Burnout als ernst zu nehmende Erkrankung stösst bei der Schweizer Bevölkerung heute auf eine sehr hohe Akzeptanz. Das gilt auch für die Arbeitgeber – viele Unternehmen ergreifen inzwischen aktiv Massnahmen, um die Risiken einer stressbedingten Erkrankung am Arbeitsplatz zu verringern. Und kommt es dennoch zu einem Burnout, können Mitarbeitende heute in der Regel mit Verständnis vonseiten des Arbeitgebers rechnen. Diesbezüglich hat sich in der Schweiz in den vergangenen Jahren viel getan – vorbei sind die Zeiten, als Burnout-Patienten als arbeitsscheue Simulanten abgetan wurden. Dennoch fällt Betroffenen die Selbstdiagnose «Burnout» oft nicht einfach. Das hat verschiedene Gründe.
Scham oder Unwissen?
Einerseits gibt es trotz der hohen gesellschaftlichen Akzeptanz für Burnout nach wie vor Menschen, die Mühe darin bekunden, sich eine Krankheit einzugestehen, die sie als Folge des eigenen Versagens betrachten. Hier ist die Gesellschaft in der Pflicht: Es ist an der Zeit, sich einzugestehen, dass jeder Mensch nur über begrenzte Ressourcen verfügt und somit nicht grenzenlos belastbar ist. Dabei ist die Belastbarkeit individuell verschieden. Dies wird in unserer von Leistung und Erfolg geprägten Gesellschaft noch viel zu oft vergessen. Es braucht daher ein gesellschaftliches Umdenken: Wir müssen anerkennen, dass der Mensch nicht für chronischen Stress gewappnet ist.
Die Burnout-Spirale
Oft ist es aber auch so, dass ein Burnout zunächst nicht als solches erkannt wird. Das liegt daran, dass die Ursachen von Stressfolgeerkrankungen komplex und die Symptome sehr vielfältig und somit nicht immer eindeutig sind: Wer würde schon eine gesteigerte Aggressivität, den Konsum von suchtfördernden Substanzen oder diffuse Magen-Darm-Beschwerden mit einem Burnout in Verbindung bringen? Weitere Warnsymptome für chronischen Stress sind Reizbarkeit, Motivationsverlust, Erschöpfung, Konzentrations- und vor allem Schlafstörung. Wenn die Erschöpfung zudem auch nach einer Regenerationszeit wie einem langen Wochenende oder Ferien nicht spürbar abgenommen hat, ist das ein weiteres Indiz für ein Burnout.

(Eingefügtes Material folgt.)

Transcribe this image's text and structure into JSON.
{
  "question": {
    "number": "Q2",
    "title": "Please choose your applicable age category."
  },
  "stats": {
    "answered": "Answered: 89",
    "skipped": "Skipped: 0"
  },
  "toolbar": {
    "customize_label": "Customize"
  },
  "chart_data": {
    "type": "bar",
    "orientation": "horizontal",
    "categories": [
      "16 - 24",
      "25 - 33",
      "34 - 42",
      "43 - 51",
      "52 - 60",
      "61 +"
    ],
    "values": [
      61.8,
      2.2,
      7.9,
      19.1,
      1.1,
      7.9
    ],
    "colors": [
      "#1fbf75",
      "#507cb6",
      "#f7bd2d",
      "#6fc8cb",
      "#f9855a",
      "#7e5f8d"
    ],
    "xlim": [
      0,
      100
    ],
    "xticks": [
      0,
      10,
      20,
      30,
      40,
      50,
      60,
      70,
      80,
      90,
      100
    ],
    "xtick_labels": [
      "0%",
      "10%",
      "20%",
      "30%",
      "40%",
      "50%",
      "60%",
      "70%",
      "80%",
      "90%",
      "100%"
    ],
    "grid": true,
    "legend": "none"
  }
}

Realisiert man, dass jemand chronisch überlastet ist, sei es nun bei sich selber oder aber bei einem Angehörigen, Freund oder Arbeitskollegen, dann sollte man unbedingt Gegenmassnahmen ergreifen. Dabei kann man sich an drei Fragen orientieren:
- Wo und wie kann ich mich von Stressoren entlasten?
- Wie kann ich Entspannung und sportliche Aktivität in meinen Alltag einbauen?
- Welche Ansprüche habe ich an mich und meine Leistungsfähigkeit? Muss ich diese gegebenenfalls revidieren?
Zudem wirkt es oft entlastend, wenn man sich jemandem anvertraut – viele Menschen haben ähnliche Erfahrungen gemacht und können praktische und emotionale Unterstützung bieten. Wenn all dies nicht weiterhilft, wenn hartnäckige Schlaf- oder Konzentrationsstörungen auftreten, man ständig erschöpft ist oder Stimmungsschwankungen und Ängste auftreten, dann sollte man professionelle Hilfe beiziehen. Denn es droht eine sogenannte Burnout-Spirale: Burnout-Patienten, die eine Überforderung erleben, wenden in der Regel noch mehr Zeit und Ressourcen auf, um die an sie gestellten Anforderungen zu erfüllen. Dadurch werden jedoch ausgleichende Lebensbereiche wie etwa Sport oder soziale Kontakte vernachlässigt, wodurch die Überforderung mit der Zeit noch akuter wird. Schliesslich wendet man seine gesamte Zeit auf die Bewältigung der Anforderungen auf, ohne jedoch dem Ziel näher zu kommen.